A Sedona resident is planning on building a 192-unit apartment complex on Candy Lane in Cottonwood near Verde Valley Medical Center. While not set to open until 2022, the complex will add nearly 200 units to the Verde Valley’s depleted rental supply.
We find it completely unsurprising that the only way the Sedona area’s dearth of affordable or reasonable or workforce housing might get any relief is if other communities step up and do what Sedona leaders can’t or flat-out won’t do. Sedona is a landlocked city and as it approaches build-out — when every available parcel is built on or has plans to be built on — fewer and fewer sites will be available for apartment complexes unless a developer demolishes an existing building.
As rental prices increase, Sedona’s solution to its housing problem is to force its workers to live in Cottonwood, Cornville, Rimrock, Jerome, Clarkdale, Page Springs or Camp Verde and commute into their workplaces. But this means reasonably priced housing in the Verde Valley begins to creep up in cost as the market diminishes.
One of the co-developers of this Cottonwood property recently applied to fill a seat on the Sedona City Council. It is telling that no member of the council offered a single vote to the one applicant actively trying to build housing and help alleviate the biggest problem in the Verde Valley.
The lack of any vote for that candidate tells working class residents that the current Sedona City Council really don’t care about its housing problems, not that we thought they ever did anyway, and has no problem shifting its problems to other communities.
After the copper mines and the smelters closed in Jerome and Clarkdale, Sedona became the economic powerhouse of the Verde Valley for decades, drawing tourists to the Verde Valley for hiking and tours, with other cities providing extra workers and offering secondary tourism opportunities on the Verde River or in the ghost town-turned-artist haven of Jerome.
While many still think Sedona is the anchor of the Verde Valley, it really is Cottonwood. For the last 20 years, Cottonwood has used the excess workforce population from Sedona to build itself into a larger and more economically powerful city.

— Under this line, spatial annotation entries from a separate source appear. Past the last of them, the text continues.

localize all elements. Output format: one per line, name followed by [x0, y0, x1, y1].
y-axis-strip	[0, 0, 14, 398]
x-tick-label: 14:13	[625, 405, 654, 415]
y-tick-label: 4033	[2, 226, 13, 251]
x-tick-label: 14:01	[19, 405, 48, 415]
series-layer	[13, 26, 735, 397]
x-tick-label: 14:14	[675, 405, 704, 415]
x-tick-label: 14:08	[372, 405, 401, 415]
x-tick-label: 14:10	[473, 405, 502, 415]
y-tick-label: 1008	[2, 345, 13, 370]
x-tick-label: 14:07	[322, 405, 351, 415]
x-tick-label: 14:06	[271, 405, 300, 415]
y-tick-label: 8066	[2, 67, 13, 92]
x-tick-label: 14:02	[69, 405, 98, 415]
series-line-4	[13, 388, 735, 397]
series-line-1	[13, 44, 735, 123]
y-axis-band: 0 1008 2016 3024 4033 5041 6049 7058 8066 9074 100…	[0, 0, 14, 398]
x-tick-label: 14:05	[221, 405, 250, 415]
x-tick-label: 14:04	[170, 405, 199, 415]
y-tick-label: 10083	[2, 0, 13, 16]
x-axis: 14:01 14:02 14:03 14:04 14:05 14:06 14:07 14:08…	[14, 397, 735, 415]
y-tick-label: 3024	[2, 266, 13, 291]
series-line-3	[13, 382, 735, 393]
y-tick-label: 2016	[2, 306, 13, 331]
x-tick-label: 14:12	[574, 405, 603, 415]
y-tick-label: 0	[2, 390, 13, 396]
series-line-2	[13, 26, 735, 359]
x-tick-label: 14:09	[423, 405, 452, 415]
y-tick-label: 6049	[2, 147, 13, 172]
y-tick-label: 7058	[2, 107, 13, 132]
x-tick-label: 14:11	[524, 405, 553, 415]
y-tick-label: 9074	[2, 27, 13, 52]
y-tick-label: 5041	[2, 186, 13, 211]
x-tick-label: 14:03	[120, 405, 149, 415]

It also took advantage of the budding wine industry in Page Springs, Jerome and Cornville to position itself as a tourist destination unto its own.
But the wide swathes of land that are ideal for apartment complexes and reasonably priced housing developments will be Cottonwood’s true currency. Workers collect paychecks from Sedona tourists and spend them at Cottonwood retail stores and services and the city collects the taxes for parks, buses and amenities.
The city of Sedona doesn’t offer any real support nor spend any on significant deals that could allow affordable housing projects to come to its area, so developers balk and look toward other communities here or elsewhere in Northern Arizona. The land where an apartment building or duplex or town homes could be built on stays vacant, until a hotelier buys it and wants to build a hotel. And that means more workers are needed from the Verde Valley and very few will be coming from Sedona proper. Employers have to raise their salaries so that the headache of a long drive for workers from the Verde Villages or Clarkdale or Lake Montezuma feels worth it.
Meanwhile these developers of hotels and other projects in Sedona get fleeced for units or cash to put back into a rainy-day fund for use on a planet with no rain.
Even one big, perfect complex of 500 units will not solve our lack of housing problem, nor should we pretend that housing issues will be solved with one project.
With a small inventory of rentals, renters are charged exorbitant prices for the limited supply of long-term rentals and many workers choose to leave rather than pay double what they must in other towns. When there is a wide variety of available housing options — apartments, single-family homes, duplexes, government-supported properties, apartments partially funded or managed by nonprofits, etc. — the overall housing inventory gives more housing options to workers and working families.
Cottonwood is fixing the housing problem Sedona caused, but is doing so now not entirely because Sedona won’t but because it’s smart policy to build for its own workforce.